EHRC to issue guidance on single-sex and separate-sex services
Baroness Falkner, Chairwoman of the Equality and Human Rights Commission has told ministers that the body is acting on a request by MPs to issue hospitals, schools, prisons and private firms with “worked examples and guidance” that will “provide clarity … on the provision of single-sex services.” It is expected to issue the guidance early next year.
A Whitehall source told the Telegraph that “one of the biggest concerns of women’s groups is ensuring prisons, refuges, changing rooms and hospital wards are kept single sex.” The new guidance will be something that public and private sector bodies “can use to show they are adhering to the law.”
The news was warmly welcomed by attendees at the FiLiA Conference who, recorded a message together with Sex Matters‘ Executive Director Maya Forstater.
Sex Matters recently wrote to the EHRC to encourage them to include providing guidance on single sex services. Three crucial building blocks for their guidance are:
- Clarification that the protected characteristic “gender reassignment” does not mean that someone’s sex has changed.
- Recognition that people should not be discriminated against or harassed for their beliefs on sex and gender (including by forcing them to pretend that a mixed-sex situation is single sex).
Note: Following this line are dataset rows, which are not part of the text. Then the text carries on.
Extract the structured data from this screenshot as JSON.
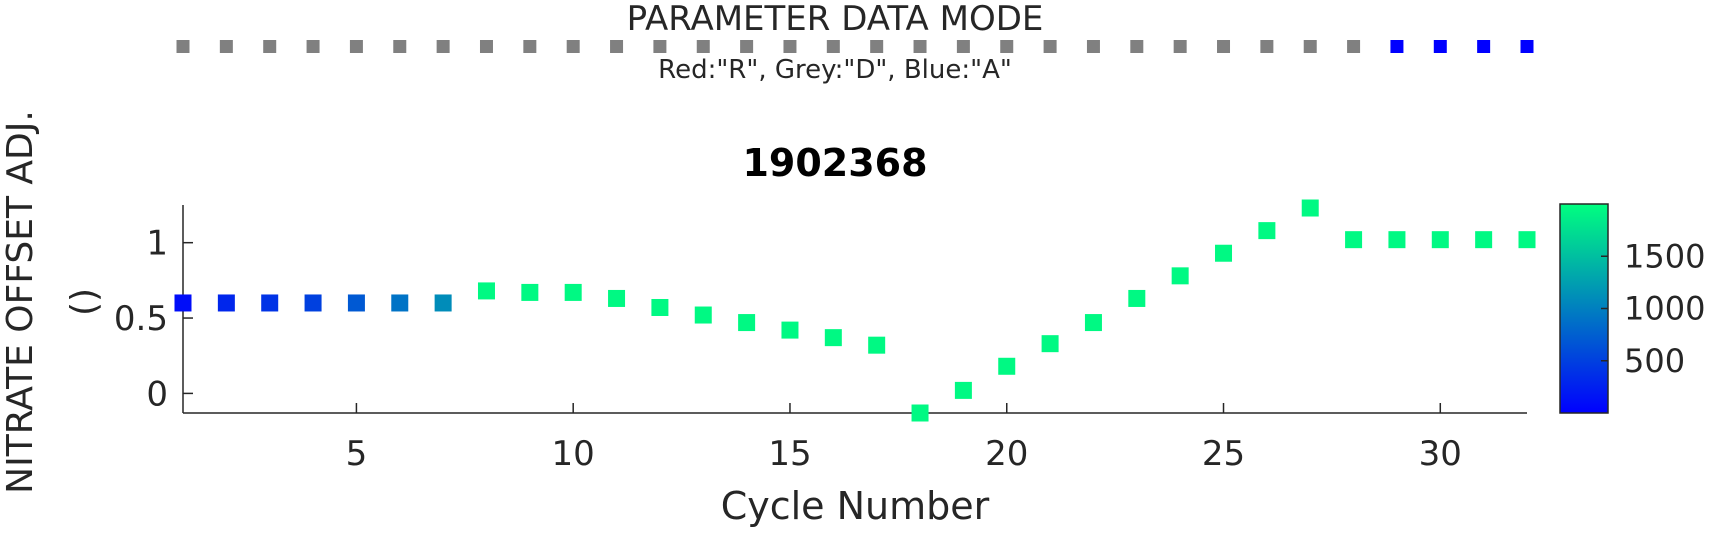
{
  "mode_strip": {
    "title": "PARAMETER DATA MODE",
    "legend": "Red:\"R\", Grey:\"D\", Blue:\"A\"",
    "modes": [
      "D",
      "D",
      "D",
      "D",
      "D",
      "D",
      "D",
      "D",
      "D",
      "D",
      "D",
      "D",
      "D",
      "D",
      "D",
      "D",
      "D",
      "D",
      "D",
      "D",
      "D",
      "D",
      "D",
      "D",
      "D",
      "D",
      "D",
      "D",
      "A",
      "A",
      "A",
      "A"
    ],
    "colors": {
      "R": "#ff0000",
      "D": "#808080",
      "A": "#0000ff"
    }
  },
  "chart_data": {
    "type": "scatter",
    "title": "1902368",
    "xlabel": "Cycle Number",
    "ylabel": [
      "NITRATE OFFSET ADJ.",
      "()"
    ],
    "xlim": [
      1,
      32
    ],
    "ylim": [
      -0.13,
      1.25
    ],
    "xticks": [
      5,
      10,
      15,
      20,
      25,
      30
    ],
    "yticks": [
      0,
      0.5,
      1
    ],
    "ytick_labels": [
      "0",
      "0.5",
      "1"
    ],
    "x": [
      1,
      2,
      3,
      4,
      5,
      6,
      7,
      8,
      9,
      10,
      11,
      12,
      13,
      14,
      15,
      16,
      17,
      18,
      19,
      20,
      21,
      22,
      23,
      24,
      25,
      26,
      27,
      28,
      29,
      30,
      31,
      32
    ],
    "y": [
      0.6,
      0.6,
      0.6,
      0.6,
      0.6,
      0.6,
      0.6,
      0.68,
      0.67,
      0.67,
      0.63,
      0.57,
      0.52,
      0.47,
      0.42,
      0.37,
      0.32,
      -0.13,
      0.02,
      0.18,
      0.33,
      0.47,
      0.63,
      0.78,
      0.93,
      1.08,
      1.23,
      1.02,
      1.02,
      1.02,
      1.02,
      1.02
    ],
    "color_values": [
      100,
      300,
      400,
      500,
      700,
      900,
      1100,
      1950,
      1950,
      1950,
      1950,
      1950,
      1950,
      1950,
      1950,
      1950,
      1950,
      1950,
      1950,
      1950,
      1950,
      1950,
      1950,
      1950,
      1950,
      1950,
      1950,
      1950,
      1950,
      1950,
      1950,
      1950
    ],
    "colorbar": {
      "ticks": [
        500,
        1000,
        1500
      ],
      "clim": [
        0,
        2000
      ],
      "colors": [
        "#0000ff",
        "#00ff80"
      ]
    },
    "grid": false,
    "legend": "none"
  }
}
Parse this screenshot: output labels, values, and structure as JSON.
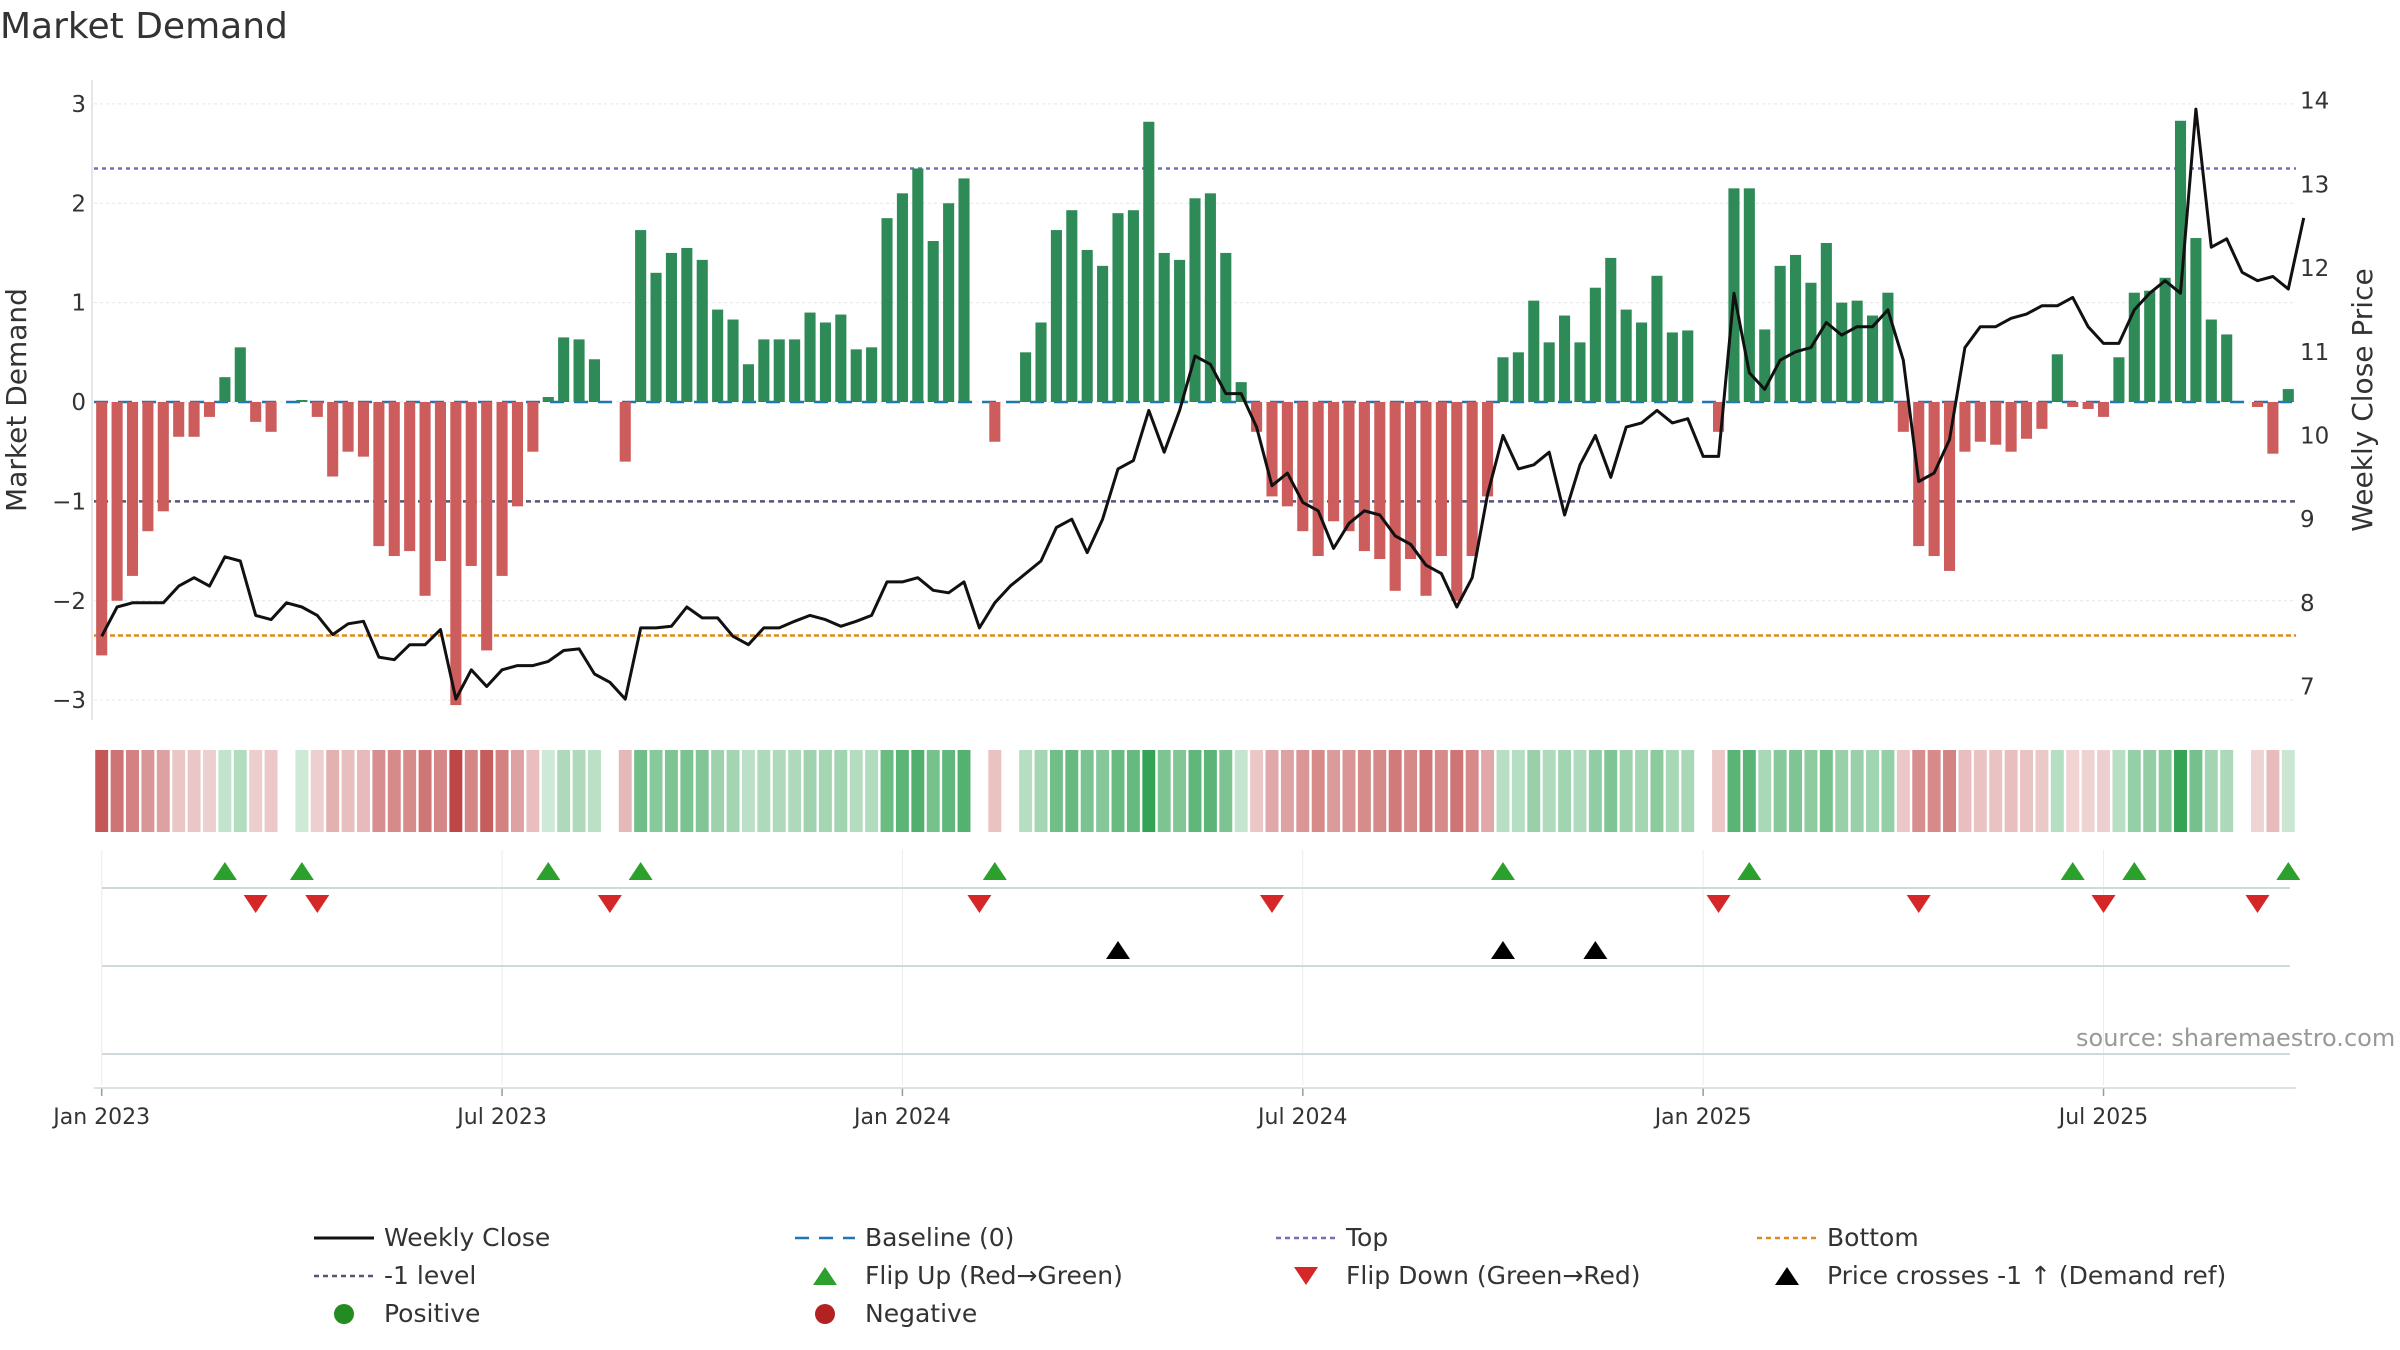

- Recognition that service providers should have clearly expressed rules and policies about which services are single sex and which are open to members of both sexes, in order to have clear expectations and treat everyone with respect.
In general this means:
- Service providers that only provide mixed-sex facilities should consider whether this discriminates against groups of users with protected characteristics, in particular women and girls, and those with religious or other beliefs.
- Service providers that only provide separate-sex facilities should consider whether this results in discrimination against people with the protected characteristic of gender reassignment.
- Service providers that provide specialist single-sex services, including for example cervical-smear test clinics, menopause counselling or rape-crisis centres and women’s refuges, are allowed to provide services on the basis of biological sex and not self-identified gender or legal sex.
The guidance should be consistent and address all single sex exceptions in the Equality Act.
- Separate and single sex services (Schedule 3 Sections 26, 27 and 28)
- Sport: (Section 195)
- Occupational requirement (Schedule 9)
- Communal accommodation (Schedule 23)
- Charities (Section 193)
- Associations (Schedule 16)
- Schools (Schedule 11)
- Political parties (Part 7)
One of the critical things that the guidance will need to tackle is the EHRC’s existing guidance that service providers should allow some people to access opposite sex services, and exclude others on an individualised ‘case by case’ basis. We think this policy is unworkable. The recent guidance from the Sports Council Equality Group also came to this conclusion.
Sex Matters has produced a policy briefing on the single sex exceptions and on the specific rules for single sex hospital wards.